Red-bellied Black Snake (Pseudechis porphyriacus)
My favourite snake to catch is the red bellied black snake. These snakes are very beautiful and typically have a great temperament. The first time I encountered a red bellied black snake was as a child and my fascination continued until this day.
Red Bellied Black Snake found on property in Yan Yean
The red bellied black snake has a unique appearance. It has an immaculately shiny (glossy) black back and head with a deep read or cream red belly (underside) with a more prominent red on the flanks. Typically they grow up to 2 metres long. A recent one was caught in Queensland that was reportedly twice the size of an average adult and weighed over 10kgs. Generally though, they rarely reach this size.
Red bellied black snakes are a dangerously venomous species. Their bites contain strong hemotoxic and cytotoxic venom which have anticoagulant and myotoxic effects.
Symptoms of a bite include:
Local/general muscle pain and weakness
Death (in some cases)
Red Bellied Black Snake Captured in car in Mernda
FOOD AND REPRODUCTION
Red bellied black snakes love to feed on frogs, reptiles (including other snakes), fish and will also eat small mammals. They search far and wide for food on land and in water and can climb over fences and houses to try to find food.

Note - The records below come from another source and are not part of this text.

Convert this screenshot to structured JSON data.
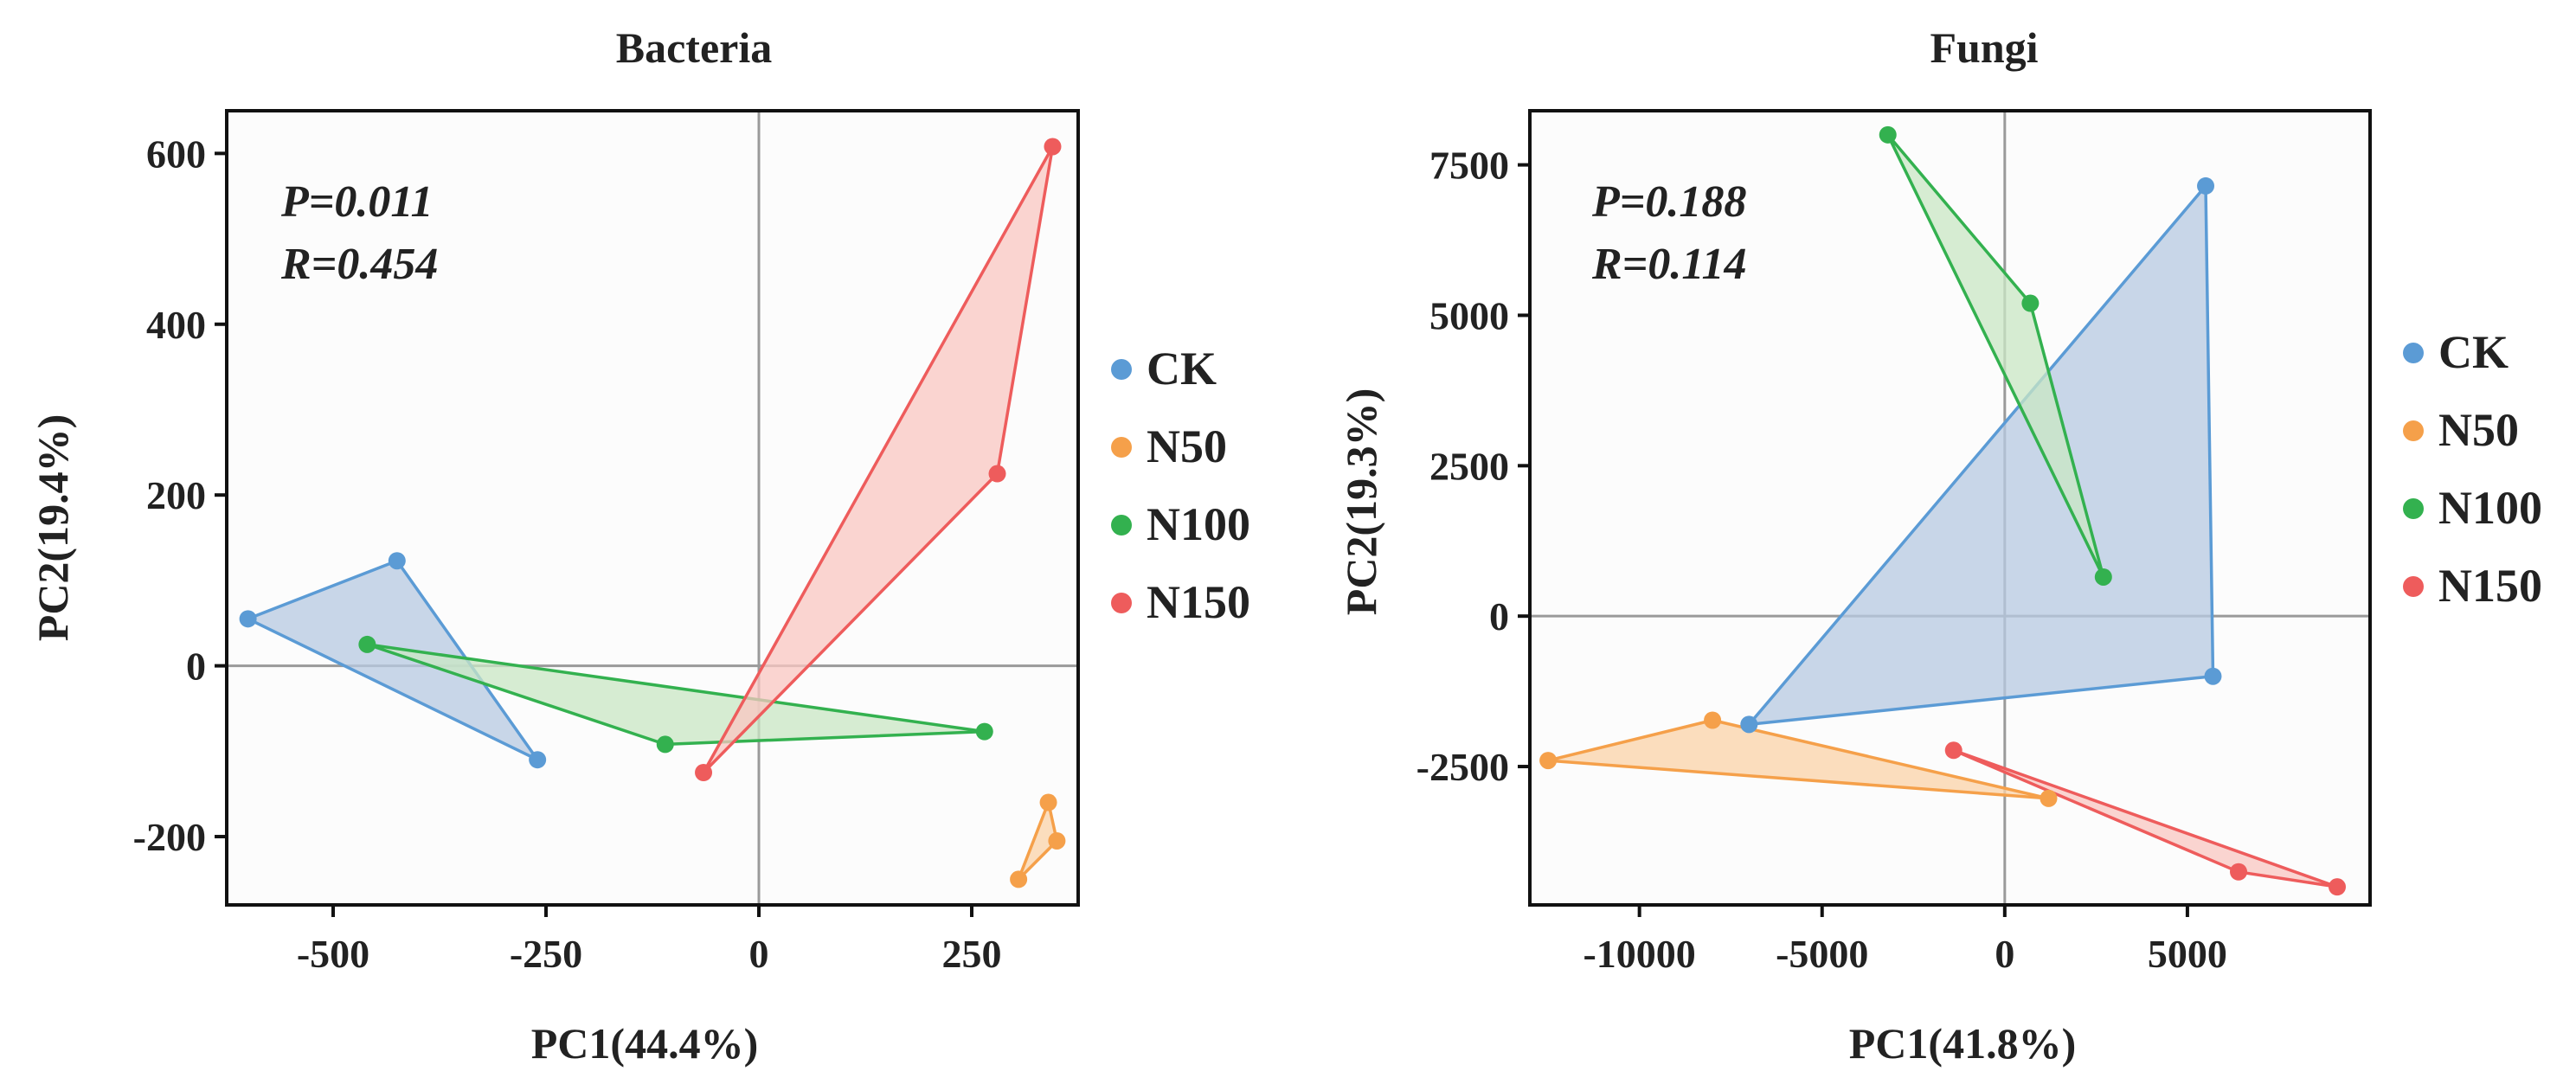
{
  "chart_data": [
    {
      "type": "scatter",
      "title": "Bacteria",
      "xlabel": "PC1(44.4%)",
      "ylabel": "PC2(19.4%)",
      "xlim": [
        -625,
        375
      ],
      "ylim": [
        -280,
        650
      ],
      "xticks": [
        -500,
        -250,
        0,
        250
      ],
      "xtick_labels": [
        "-500",
        "-250",
        "0",
        "250"
      ],
      "yticks": [
        -200,
        0,
        200,
        400,
        600
      ],
      "ytick_labels": [
        "-200",
        "0",
        "200",
        "400",
        "600"
      ],
      "stats": [
        "P=0.011",
        "R=0.454"
      ],
      "legend_position": "right",
      "series": [
        {
          "name": "CK",
          "color": "#5b9bd5",
          "fill": "#b7c9e2",
          "points": [
            [
              -600,
              55
            ],
            [
              -425,
              123
            ],
            [
              -260,
              -110
            ]
          ]
        },
        {
          "name": "N50",
          "color": "#f5a04a",
          "fill": "#fbd3a8",
          "points": [
            [
              340,
              -160
            ],
            [
              350,
              -205
            ],
            [
              305,
              -250
            ]
          ]
        },
        {
          "name": "N100",
          "color": "#33b14f",
          "fill": "#c9e7c4",
          "points": [
            [
              -460,
              25
            ],
            [
              -110,
              -92
            ],
            [
              265,
              -77
            ]
          ]
        },
        {
          "name": "N150",
          "color": "#ee5c5c",
          "fill": "#f9c7c2",
          "points": [
            [
              345,
              608
            ],
            [
              280,
              225
            ],
            [
              -65,
              -125
            ]
          ]
        }
      ]
    },
    {
      "type": "scatter",
      "title": "Fungi",
      "xlabel": "PC1(41.8%)",
      "ylabel": "PC2(19.3%)",
      "xlim": [
        -13000,
        10000
      ],
      "ylim": [
        -4800,
        8400
      ],
      "xticks": [
        -10000,
        -5000,
        0,
        5000
      ],
      "xtick_labels": [
        "-10000",
        "-5000",
        "0",
        "5000"
      ],
      "yticks": [
        -2500,
        0,
        2500,
        5000,
        7500
      ],
      "ytick_labels": [
        "-2500",
        "0",
        "2500",
        "5000",
        "7500"
      ],
      "stats": [
        "P=0.188",
        "R=0.114"
      ],
      "legend_position": "right",
      "series": [
        {
          "name": "CK",
          "color": "#5b9bd5",
          "fill": "#b7c9e2",
          "points": [
            [
              5500,
              7150
            ],
            [
              5700,
              -1000
            ],
            [
              -7000,
              -1800
            ]
          ]
        },
        {
          "name": "N50",
          "color": "#f5a04a",
          "fill": "#fbd3a8",
          "points": [
            [
              -8000,
              -1730
            ],
            [
              1200,
              -3030
            ],
            [
              -12500,
              -2400
            ]
          ]
        },
        {
          "name": "N100",
          "color": "#33b14f",
          "fill": "#c9e7c4",
          "points": [
            [
              -3200,
              8000
            ],
            [
              700,
              5200
            ],
            [
              2700,
              650
            ]
          ]
        },
        {
          "name": "N150",
          "color": "#ee5c5c",
          "fill": "#f9c7c2",
          "points": [
            [
              -1400,
              -2230
            ],
            [
              6400,
              -4250
            ],
            [
              9100,
              -4500
            ]
          ]
        }
      ]
    }
  ]
}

These snakes typically mate in spring and mid-summer and females give birth to up to around 19 live snakes.
DISTRIBUTION AND HABITAT
These snakes are found all the way from north east Queensland through New South Wales to Victoria and south eastern parts of South Australia. They are typically found in areas with good water supplies such as rivers, creek banks, swamps, rain forests and dams. I typically find this snake on the eastern and northern suburbs outside of Melbourne. However I have caught one in the middle of Whittlesea shopping strip and another red bellied black in a car dashboard in Mernda.
Distribution of Red Bellied Black Snakes in Australia.
This species is active by day. They are typically a very shy snake and will often freeze to avoid detection. When approached, the red bellied black snake will almost always try to flee at first instead towards the nearest hiding spot. When unable to escape, these snakes usually spread their neck, hiss, make mock strikes with a closed mouth “head butting” the target.
If severely provoked, injured or made to fear for its life, red bellied black snakes can deliver a very fast bite whereby they hang on and continue to chew the victim.